We have a quite a "piggy backed" data coming from a system and extracting as

[mysourcetype]
SHOULD_LINEMERGE=false
INDEXED_EXTRACTIONS=CSV
FIELD_NAMES=Date,Time,EmployeeID,EmployeeName
TIMESTAMP_FIELDS=Date,Time

(A) System Data collected using UF => (B) Sent to Heavy Forwarder => (C) HF to Indexer => (D) Clustered SH

We have the

inputs.conf in (A)
props.conf with INDEXED_EXTRACTIONS=CSV in (B) , (C) & (D)

Directly indexing the file works perfectly in standalone Splunk Instance.
But when the data comes via the UF, the indexed extraction is not happening.

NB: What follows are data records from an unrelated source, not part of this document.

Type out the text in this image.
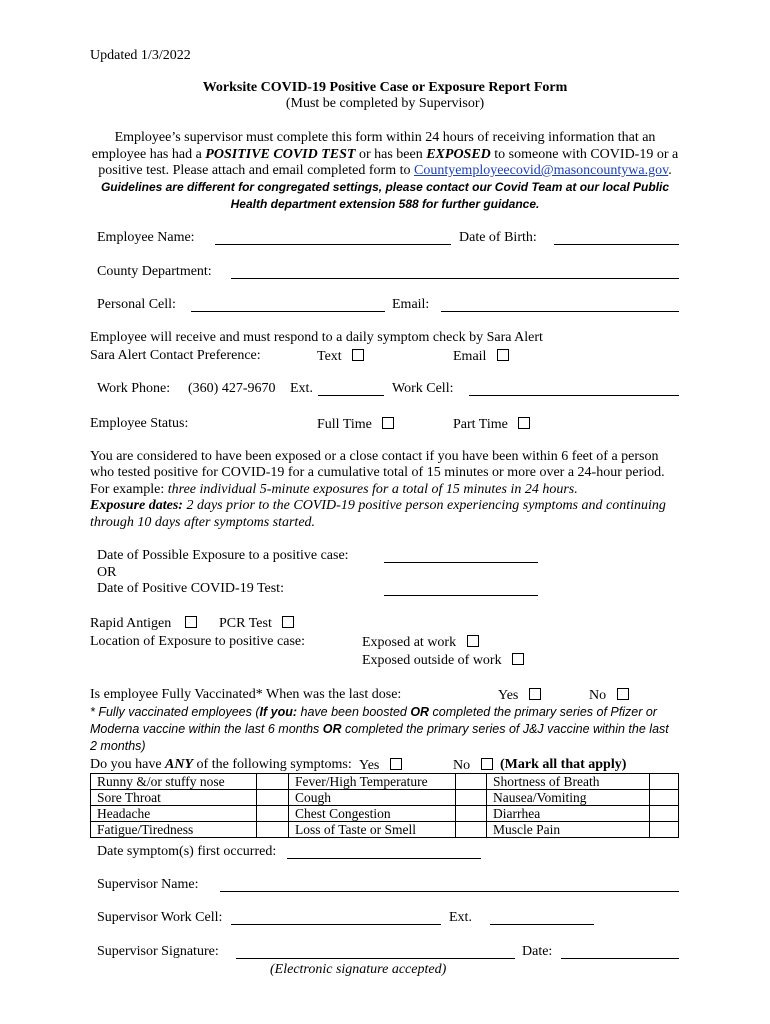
Updated 1/3/2022
Worksite COVID-19 Positive Case or Exposure Report Form
(Must be completed by Supervisor)
Employee’s supervisor must complete this form within 24 hours of receiving information that an
employee has had a POSITIVE COVID TEST or has been EXPOSED to someone with COVID-19 or a
positive test. Please attach and email completed form to Countyemployeecovid@masoncountywa.gov.
Guidelines are different for congregated settings, please contact our Covid Team at our local Public
Health department extension 588 for further guidance.
Employee Name:	Date of Birth:
County Department:
Personal Cell:	Email:
Employee will receive and must respond to a daily symptom check by Sara Alert
Sara Alert Contact Preference:	Text	Email
Work Phone: (360) 427-9670 Ext.	Work Cell:
Employee Status:	Full Time	Part Time
You are considered to have been exposed or a close contact if you have been within 6 feet of a person
who tested positive for COVID-19 for a cumulative total of 15 minutes or more over a 24-hour period.
For example: three individual 5-minute exposures for a total of 15 minutes in 24 hours.
Exposure dates: 2 days prior to the COVID-19 positive person experiencing symptoms and continuing
through 10 days after symptoms started.
Date of Possible Exposure to a positive case:
OR
Date of Positive COVID-19 Test:
Rapid Antigen	PCR Test
Location of Exposure to positive case:	Exposed at work
Exposed outside of work
Is employee Fully Vaccinated* When was the last dose:	Yes	No
* Fully vaccinated employees (If you: have been boosted OR completed the primary series of Pfizer or
Moderna vaccine within the last 6 months OR completed the primary series of J&J vaccine within the last
2 months)
Do you have ANY of the following symptoms: Yes	No	(Mark all that apply)
Runny &/or stuffy nose		Fever/High Temperature		Shortness of Breath	
Sore Throat		Cough		Nausea/Vomiting	
Headache		Chest Congestion		Diarrhea	
Fatigue/Tiredness		Loss of Taste or Smell		Muscle Pain	
Date symptom(s) first occurred:
Supervisor Name:
Supervisor Work Cell:	Ext.
Supervisor Signature:	Date:
(Electronic signature accepted)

Any reasons for this? Should we add props.conf to UF?

marthodder · ‎04-25-2019

You're correct - You will need to add INDEXED_EXTRACTIONS=CSV in a props.conf for local deployment to each of the hosts.

[sourcetype] 
INDEXED_EXTRACTIONS=CSV

View solution in original post

marthodder · ‎04-25-2019

You're correct - You will need to add INDEXED_EXTRACTIONS=CSV in a props.conf for local deployment to each of the hosts.

[sourcetype] 
INDEXED_EXTRACTIONS=CSV

koshyk · ‎04-25-2019

thanks for the tip.
UF also requires the props.conf

Why is indexed extraction not happening when the data comes via the UF?

Stay Connected: Your Guide to February Tech Talks, Office Hours, and Webinars!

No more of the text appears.